Alice Crane Haskins Swingle (1880–1971) was an American government botanist. With her husband, botanist Deane Bret Swingle (1879–1944), she co-authored the 1928 book A Textbook of Systematic Botany.

==Life and career==
Haskins was born on 24 April 1880, in Acton, Massachusetts to Helen A. Crane and John R. Haskins. She graduated with a bachelor's degree from Smith College in 1903. Haskins worked as a research assistant in the Plant Pathology Laboratory of the United States Department of Agriculture from 1903 to 1906.

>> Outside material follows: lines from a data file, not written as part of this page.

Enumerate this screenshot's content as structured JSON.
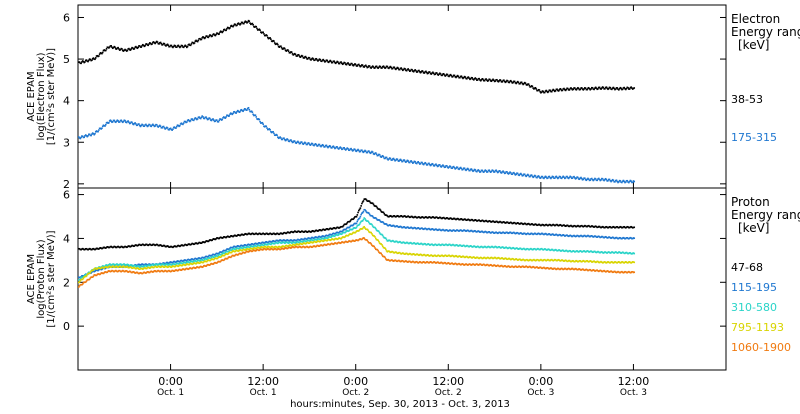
{
  "figure": {
    "xlabel": "hours:minutes, Sep. 30, 2013 - Oct. 3, 2013",
    "x_ticks": [
      {
        "time": "0:00",
        "date": "Oct. 1",
        "hour": 24
      },
      {
        "time": "12:00",
        "date": "Oct. 1",
        "hour": 36
      },
      {
        "time": "0:00",
        "date": "Oct. 2",
        "hour": 48
      },
      {
        "time": "12:00",
        "date": "Oct. 2",
        "hour": 60
      },
      {
        "time": "0:00",
        "date": "Oct. 3",
        "hour": 72
      },
      {
        "time": "12:00",
        "date": "Oct. 3",
        "hour": 84
      }
    ],
    "x_range_hours": [
      12,
      96
    ]
  },
  "chart_data": [
    {
      "type": "scatter",
      "panel": "electron",
      "ylabel": [
        "ACE EPAM",
        "log(Electron Flux)",
        "[1/(cm²s ster MeV)]"
      ],
      "ylim": [
        1.9,
        6.3
      ],
      "yticks": [
        2,
        3,
        4,
        5,
        6
      ],
      "legend_title": [
        "Electron",
        "Energy range",
        "[keV]"
      ],
      "series": [
        {
          "name": "38-53",
          "color": "#000000",
          "x": [
            12,
            14,
            16,
            18,
            20,
            22,
            24,
            26,
            28,
            30,
            32,
            34,
            36,
            38,
            40,
            42,
            44,
            46,
            48,
            50,
            52,
            54,
            56,
            58,
            60,
            62,
            64,
            66,
            68,
            70,
            72,
            74,
            76,
            78,
            80,
            82,
            84
          ],
          "y": [
            4.9,
            5.0,
            5.3,
            5.2,
            5.3,
            5.4,
            5.3,
            5.3,
            5.5,
            5.6,
            5.8,
            5.9,
            5.6,
            5.3,
            5.1,
            5.0,
            4.95,
            4.9,
            4.85,
            4.8,
            4.8,
            4.75,
            4.7,
            4.65,
            4.6,
            4.55,
            4.5,
            4.48,
            4.45,
            4.4,
            4.2,
            4.25,
            4.28,
            4.28,
            4.3,
            4.28,
            4.3
          ]
        },
        {
          "name": "175-315",
          "color": "#1f77d0",
          "x": [
            12,
            14,
            16,
            18,
            20,
            22,
            24,
            26,
            28,
            30,
            32,
            34,
            36,
            38,
            40,
            42,
            44,
            46,
            48,
            50,
            52,
            54,
            56,
            58,
            60,
            62,
            64,
            66,
            68,
            70,
            72,
            74,
            76,
            78,
            80,
            82,
            84
          ],
          "y": [
            3.1,
            3.2,
            3.5,
            3.5,
            3.4,
            3.4,
            3.3,
            3.5,
            3.6,
            3.5,
            3.7,
            3.8,
            3.4,
            3.1,
            3.0,
            2.95,
            2.9,
            2.85,
            2.8,
            2.75,
            2.6,
            2.55,
            2.5,
            2.45,
            2.4,
            2.35,
            2.3,
            2.3,
            2.25,
            2.2,
            2.15,
            2.15,
            2.15,
            2.1,
            2.1,
            2.05,
            2.05
          ]
        }
      ]
    },
    {
      "type": "scatter",
      "panel": "proton",
      "ylabel": [
        "ACE EPAM",
        "log(Proton Flux)",
        "[1/(cm²s ster MeV)]"
      ],
      "ylim": [
        -2,
        6.3
      ],
      "yticks": [
        0,
        2,
        4,
        6
      ],
      "legend_title": [
        "Proton",
        "Energy range",
        "[keV]"
      ],
      "series": [
        {
          "name": "47-68",
          "color": "#000000",
          "x": [
            12,
            14,
            16,
            18,
            20,
            22,
            24,
            26,
            28,
            30,
            32,
            34,
            36,
            38,
            40,
            42,
            44,
            46,
            48,
            49,
            50,
            52,
            54,
            56,
            58,
            60,
            62,
            64,
            66,
            68,
            70,
            72,
            74,
            76,
            78,
            80,
            82,
            84
          ],
          "y": [
            3.5,
            3.5,
            3.6,
            3.6,
            3.7,
            3.7,
            3.6,
            3.7,
            3.8,
            4.0,
            4.1,
            4.2,
            4.2,
            4.2,
            4.3,
            4.3,
            4.4,
            4.5,
            5.0,
            5.8,
            5.6,
            5.0,
            5.0,
            4.95,
            4.95,
            4.9,
            4.85,
            4.8,
            4.75,
            4.7,
            4.65,
            4.6,
            4.6,
            4.55,
            4.55,
            4.5,
            4.5,
            4.5
          ]
        },
        {
          "name": "115-195",
          "color": "#1f77d0",
          "x": [
            12,
            14,
            16,
            18,
            20,
            22,
            24,
            26,
            28,
            30,
            32,
            34,
            36,
            38,
            40,
            42,
            44,
            46,
            48,
            49,
            50,
            52,
            54,
            56,
            58,
            60,
            62,
            64,
            66,
            68,
            70,
            72,
            74,
            76,
            78,
            80,
            82,
            84
          ],
          "y": [
            2.2,
            2.5,
            2.7,
            2.7,
            2.8,
            2.8,
            2.9,
            3.0,
            3.1,
            3.3,
            3.6,
            3.7,
            3.8,
            3.9,
            3.9,
            4.0,
            4.1,
            4.3,
            4.7,
            5.3,
            5.0,
            4.6,
            4.5,
            4.45,
            4.4,
            4.35,
            4.35,
            4.3,
            4.25,
            4.25,
            4.2,
            4.2,
            4.15,
            4.1,
            4.1,
            4.05,
            4.0,
            4.0
          ]
        },
        {
          "name": "310-580",
          "color": "#2ad4c8",
          "x": [
            12,
            14,
            16,
            18,
            20,
            22,
            24,
            26,
            28,
            30,
            32,
            34,
            36,
            38,
            40,
            42,
            44,
            46,
            48,
            49,
            50,
            52,
            54,
            56,
            58,
            60,
            62,
            64,
            66,
            68,
            70,
            72,
            74,
            76,
            78,
            80,
            82,
            84
          ],
          "y": [
            2.1,
            2.6,
            2.8,
            2.8,
            2.7,
            2.8,
            2.8,
            2.9,
            3.0,
            3.2,
            3.5,
            3.6,
            3.7,
            3.8,
            3.8,
            3.9,
            4.0,
            4.2,
            4.5,
            4.9,
            4.6,
            3.9,
            3.8,
            3.75,
            3.7,
            3.7,
            3.65,
            3.6,
            3.6,
            3.55,
            3.5,
            3.5,
            3.45,
            3.4,
            3.4,
            3.35,
            3.35,
            3.3
          ]
        },
        {
          "name": "795-1193",
          "color": "#d8d400",
          "x": [
            12,
            14,
            16,
            18,
            20,
            22,
            24,
            26,
            28,
            30,
            32,
            34,
            36,
            38,
            40,
            42,
            44,
            46,
            48,
            49,
            50,
            52,
            54,
            56,
            58,
            60,
            62,
            64,
            66,
            68,
            70,
            72,
            74,
            76,
            78,
            80,
            82,
            84
          ],
          "y": [
            2.0,
            2.6,
            2.7,
            2.7,
            2.6,
            2.7,
            2.7,
            2.8,
            2.9,
            3.1,
            3.4,
            3.5,
            3.6,
            3.6,
            3.7,
            3.8,
            3.9,
            4.0,
            4.3,
            4.5,
            4.2,
            3.4,
            3.3,
            3.25,
            3.2,
            3.2,
            3.15,
            3.1,
            3.1,
            3.05,
            3.0,
            3.0,
            3.0,
            2.95,
            2.95,
            2.9,
            2.9,
            2.9
          ]
        },
        {
          "name": "1060-1900",
          "color": "#f07a10",
          "x": [
            12,
            14,
            16,
            18,
            20,
            22,
            24,
            26,
            28,
            30,
            32,
            34,
            36,
            38,
            40,
            42,
            44,
            46,
            48,
            49,
            50,
            52,
            54,
            56,
            58,
            60,
            62,
            64,
            66,
            68,
            70,
            72,
            74,
            76,
            78,
            80,
            82,
            84
          ],
          "y": [
            1.8,
            2.3,
            2.5,
            2.5,
            2.4,
            2.5,
            2.5,
            2.6,
            2.7,
            2.9,
            3.2,
            3.4,
            3.5,
            3.5,
            3.6,
            3.6,
            3.7,
            3.8,
            3.9,
            4.0,
            3.7,
            3.0,
            2.95,
            2.9,
            2.9,
            2.85,
            2.8,
            2.8,
            2.75,
            2.7,
            2.7,
            2.65,
            2.6,
            2.6,
            2.55,
            2.5,
            2.45,
            2.45
          ]
        }
      ]
    }
  ]
}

Erwin Frink Smith, the U.S. Department of Agriculture's plant pathologist-in-charge, regularly employed women botanists in the Bureau of Plant Industry to study plant diseases. Haskins was among the group, which included Nellie A. Brown, Clara H. Hasse, Florence Hedges, Agnes J. Quirk, Della Watkins, and Mary K. Bryan working on such agricultural problems as crown galls, citrus cankers, and corn and chestnut blight.

In 1906, she married Swingle, a fellow botanist and laboratory colleague, then moved to Bozeman, Montana, where Swingle became Professor of Botany and Bacteriology at Montana State College of Agriculture (later Montana State University).

Haskins died on 16 October 1971, in Santa Clara, California.